Chiny sprzeciwiają się filipińskiemu posunięciu w sprawie określenia uprawnień morskich tego kraju na Morzu Południowochińskim.
Chiny ponownie umocniły swoje terytoria wokół rafy zapalnej na Morzu Południowochińskim po tym, jak Filipiny określiły swoje granice morskie na spornych wodach.
Prezydent Filipin Ferdinand Marcos Jr podpisał w piątek dwie ustawy określające uprawnienia morskie kraju oraz wyznaczające wyznaczone szlaki morskie i lotnicze w celu „wzmocnienia suwerenności”.
Ministerstwo Spraw Zagranicznych Chin oświadczyło w niedzielę, że „zdecydowanie się temu sprzeciwia i będzie w dalszym ciągu podejmować wszelkie niezbędne środki zgodnie z prawem, aby zdecydowanie bronić suwerenności terytorialnej kraju oraz praw i interesów morskich”.

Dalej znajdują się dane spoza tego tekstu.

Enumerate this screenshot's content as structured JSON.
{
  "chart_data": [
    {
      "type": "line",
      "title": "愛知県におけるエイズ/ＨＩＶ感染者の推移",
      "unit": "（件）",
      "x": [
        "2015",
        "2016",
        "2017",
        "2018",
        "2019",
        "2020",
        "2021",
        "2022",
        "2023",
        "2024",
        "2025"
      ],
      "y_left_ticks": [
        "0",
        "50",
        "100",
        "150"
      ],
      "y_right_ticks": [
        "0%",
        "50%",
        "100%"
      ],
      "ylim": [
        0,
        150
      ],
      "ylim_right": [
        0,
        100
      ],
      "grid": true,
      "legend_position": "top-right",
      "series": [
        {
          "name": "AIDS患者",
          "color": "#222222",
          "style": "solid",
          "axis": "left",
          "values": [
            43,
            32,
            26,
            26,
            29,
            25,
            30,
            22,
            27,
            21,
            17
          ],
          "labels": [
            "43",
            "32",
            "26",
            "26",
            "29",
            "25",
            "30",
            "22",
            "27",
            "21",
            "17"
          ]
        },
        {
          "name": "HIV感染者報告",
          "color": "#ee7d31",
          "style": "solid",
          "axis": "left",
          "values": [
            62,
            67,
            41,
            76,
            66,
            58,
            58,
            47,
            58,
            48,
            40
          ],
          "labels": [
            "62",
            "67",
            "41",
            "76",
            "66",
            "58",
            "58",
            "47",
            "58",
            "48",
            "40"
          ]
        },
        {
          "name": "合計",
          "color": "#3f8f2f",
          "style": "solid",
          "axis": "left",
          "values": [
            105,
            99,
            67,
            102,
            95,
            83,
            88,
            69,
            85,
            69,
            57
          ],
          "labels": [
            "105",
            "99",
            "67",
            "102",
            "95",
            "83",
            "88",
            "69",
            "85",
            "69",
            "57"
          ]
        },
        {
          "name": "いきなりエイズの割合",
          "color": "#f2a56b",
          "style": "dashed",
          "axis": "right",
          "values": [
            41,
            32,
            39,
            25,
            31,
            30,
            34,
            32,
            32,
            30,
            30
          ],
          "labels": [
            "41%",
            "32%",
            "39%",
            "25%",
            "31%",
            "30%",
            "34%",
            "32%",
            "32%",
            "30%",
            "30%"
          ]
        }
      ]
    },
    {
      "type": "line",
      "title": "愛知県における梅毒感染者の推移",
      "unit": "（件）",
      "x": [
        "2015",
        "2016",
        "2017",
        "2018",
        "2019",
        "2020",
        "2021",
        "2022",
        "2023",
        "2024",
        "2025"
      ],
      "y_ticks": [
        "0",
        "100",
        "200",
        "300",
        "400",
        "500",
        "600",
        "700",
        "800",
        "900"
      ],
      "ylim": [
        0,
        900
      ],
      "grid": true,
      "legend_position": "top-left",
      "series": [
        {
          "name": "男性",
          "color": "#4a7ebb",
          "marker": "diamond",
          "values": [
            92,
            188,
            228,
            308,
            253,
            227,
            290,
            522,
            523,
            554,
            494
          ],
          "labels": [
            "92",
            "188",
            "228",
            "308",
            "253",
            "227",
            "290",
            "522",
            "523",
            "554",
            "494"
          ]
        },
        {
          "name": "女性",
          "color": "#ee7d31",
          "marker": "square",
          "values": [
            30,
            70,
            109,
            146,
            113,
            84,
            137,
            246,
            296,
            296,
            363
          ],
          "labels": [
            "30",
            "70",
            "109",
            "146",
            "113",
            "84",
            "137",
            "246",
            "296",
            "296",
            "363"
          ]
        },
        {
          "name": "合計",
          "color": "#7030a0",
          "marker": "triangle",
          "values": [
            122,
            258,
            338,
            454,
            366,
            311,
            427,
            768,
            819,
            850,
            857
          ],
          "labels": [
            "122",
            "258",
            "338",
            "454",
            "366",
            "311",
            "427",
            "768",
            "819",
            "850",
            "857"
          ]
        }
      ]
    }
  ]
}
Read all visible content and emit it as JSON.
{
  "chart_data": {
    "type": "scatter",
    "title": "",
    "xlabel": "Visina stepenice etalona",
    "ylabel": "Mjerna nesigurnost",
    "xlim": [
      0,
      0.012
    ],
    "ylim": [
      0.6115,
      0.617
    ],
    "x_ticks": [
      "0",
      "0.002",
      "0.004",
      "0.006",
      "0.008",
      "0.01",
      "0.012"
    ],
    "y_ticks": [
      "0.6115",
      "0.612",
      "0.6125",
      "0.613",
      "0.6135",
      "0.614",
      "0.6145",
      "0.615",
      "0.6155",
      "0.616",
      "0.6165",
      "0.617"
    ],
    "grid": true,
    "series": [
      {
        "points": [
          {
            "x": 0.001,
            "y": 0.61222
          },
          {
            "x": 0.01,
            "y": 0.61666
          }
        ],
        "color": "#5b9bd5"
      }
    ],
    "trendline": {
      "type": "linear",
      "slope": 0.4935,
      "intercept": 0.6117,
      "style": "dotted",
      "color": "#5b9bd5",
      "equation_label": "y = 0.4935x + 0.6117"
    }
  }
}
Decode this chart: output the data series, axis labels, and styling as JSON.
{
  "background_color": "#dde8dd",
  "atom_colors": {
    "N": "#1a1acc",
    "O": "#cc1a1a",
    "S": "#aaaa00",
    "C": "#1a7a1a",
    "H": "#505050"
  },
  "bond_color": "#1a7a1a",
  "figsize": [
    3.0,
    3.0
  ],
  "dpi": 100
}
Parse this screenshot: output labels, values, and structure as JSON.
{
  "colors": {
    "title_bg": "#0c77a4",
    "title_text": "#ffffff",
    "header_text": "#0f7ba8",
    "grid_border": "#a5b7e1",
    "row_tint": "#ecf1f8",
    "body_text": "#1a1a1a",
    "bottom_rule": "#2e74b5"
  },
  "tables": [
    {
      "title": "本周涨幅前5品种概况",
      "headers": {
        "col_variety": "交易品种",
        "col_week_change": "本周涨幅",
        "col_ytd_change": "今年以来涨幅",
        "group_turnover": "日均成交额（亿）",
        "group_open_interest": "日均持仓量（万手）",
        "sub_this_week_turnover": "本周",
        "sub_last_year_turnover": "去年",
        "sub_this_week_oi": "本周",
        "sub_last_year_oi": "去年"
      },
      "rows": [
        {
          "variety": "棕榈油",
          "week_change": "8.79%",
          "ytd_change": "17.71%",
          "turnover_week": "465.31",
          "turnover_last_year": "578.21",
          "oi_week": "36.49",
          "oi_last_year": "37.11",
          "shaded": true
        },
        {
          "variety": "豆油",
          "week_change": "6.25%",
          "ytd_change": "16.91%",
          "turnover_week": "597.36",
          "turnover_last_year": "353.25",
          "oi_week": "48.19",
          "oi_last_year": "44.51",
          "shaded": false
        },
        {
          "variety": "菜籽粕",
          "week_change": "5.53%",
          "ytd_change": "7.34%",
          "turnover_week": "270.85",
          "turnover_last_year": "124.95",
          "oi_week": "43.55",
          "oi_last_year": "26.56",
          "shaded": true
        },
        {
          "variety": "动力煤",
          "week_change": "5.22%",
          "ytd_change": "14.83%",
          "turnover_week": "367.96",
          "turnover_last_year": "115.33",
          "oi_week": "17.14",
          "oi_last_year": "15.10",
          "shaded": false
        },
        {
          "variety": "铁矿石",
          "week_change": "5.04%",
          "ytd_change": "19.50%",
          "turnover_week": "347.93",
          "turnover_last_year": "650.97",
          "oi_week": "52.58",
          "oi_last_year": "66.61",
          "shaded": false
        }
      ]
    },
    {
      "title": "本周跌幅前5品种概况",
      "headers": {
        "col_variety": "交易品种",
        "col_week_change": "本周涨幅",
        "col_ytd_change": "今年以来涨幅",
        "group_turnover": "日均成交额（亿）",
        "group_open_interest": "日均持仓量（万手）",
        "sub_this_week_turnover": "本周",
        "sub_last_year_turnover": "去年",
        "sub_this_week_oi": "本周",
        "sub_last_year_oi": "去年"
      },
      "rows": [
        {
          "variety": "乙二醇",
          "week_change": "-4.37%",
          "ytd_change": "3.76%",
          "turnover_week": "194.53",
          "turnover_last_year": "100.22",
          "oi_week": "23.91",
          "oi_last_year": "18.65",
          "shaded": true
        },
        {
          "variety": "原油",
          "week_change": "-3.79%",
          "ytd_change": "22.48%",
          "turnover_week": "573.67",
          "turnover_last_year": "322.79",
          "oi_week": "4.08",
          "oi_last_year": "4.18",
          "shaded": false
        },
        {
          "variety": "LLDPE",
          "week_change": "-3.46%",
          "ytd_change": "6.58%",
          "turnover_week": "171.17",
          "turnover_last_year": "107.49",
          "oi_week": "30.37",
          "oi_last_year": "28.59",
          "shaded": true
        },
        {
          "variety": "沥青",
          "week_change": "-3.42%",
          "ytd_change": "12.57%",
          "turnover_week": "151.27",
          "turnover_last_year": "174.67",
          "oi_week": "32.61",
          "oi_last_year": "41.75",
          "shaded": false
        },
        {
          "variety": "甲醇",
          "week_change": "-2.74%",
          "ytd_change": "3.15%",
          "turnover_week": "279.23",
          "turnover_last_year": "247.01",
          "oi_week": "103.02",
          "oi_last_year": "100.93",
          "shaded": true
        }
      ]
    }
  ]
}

Pekin rości sobie prawo do zwierzchnictwa nad prawie całym Morzem Południowochińskim, w tym obszarami, do których zgłaszają roszczenia Filipiny, Brunei, Indonezja, Malezja i Wietnam.
Chiny odrzuciły orzeczenie Stałego Trybunału Arbitrażowego w Hadze z 2016 r., zgodnie z którym jego daleko idące twierdzenia nie mają poparcia w prawie międzynarodowym. Stany Zjednoczone, sojusznik Filipin, popierają orzeczenie sądu w sprawie, które wniosła Manila.
W oświadczeniu chińskiego ministerstwa zdefiniowano linię bazową „wód terytorialnych” wokół mielizny Scarborough, którą Chiny rości sobie jako swoje terytorium i nazywają wyspą Huangyan.
Ławica jest głównym punktem spornym o suwerenność i prawa do połowów. Chiny przyjęły przepisy krajowe dotyczące Morza Południowochińskiego, takie jak ustawa o straży przybrzeżnej z 2021 r., która umożliwia przetrzymywanie cudzoziemców podejrzanych o wtargnięcie na teren Morza Południowochińskiego.
Dysponując armią statków straży przybrzeżnej, która potwierdza swoje roszczenia, Pekin rutynowo oskarża statki o wtargnięcie na obszary Morza Południowochińskiego, które znajdują się w wyłącznych strefach ekonomicznych jego sąsiadów, i w zeszłym roku wielokrotnie starł się z Filipinami.
Chińska straż przybrzeżna wydała w niedzielę oświadczenie, w którym stwierdziła, że Filipiny często wysyłały wojskowe i policyjne okręty wojenne oraz samoloty, aby „wtargnąć” na wody i przestrzeń powietrzną w pobliżu mielizny Scarborough. Oskarżyła Manilę o podżeganie do „nielegalnych połowów” na tym obszarze.
Tylko w sierpniu oba kraje zgłosiły sześć konfrontacji w powietrzu i na morzu na spornym szlaku wodnym.
Rosnące napięcie grozi wciągnięciem Stanów Zjednoczonych, które podpisały z Filipinami traktat o wzajemnej obronie i obiecały przyjść z pomocą Manili w przypadku zbrojnych ataków strony trzeciej na żołnierzy filipińskich. Należą do nich personel straży przybrzeżnej, samoloty lub statki publiczne „w dowolnym miejscu” na Morzu Południowochińskim.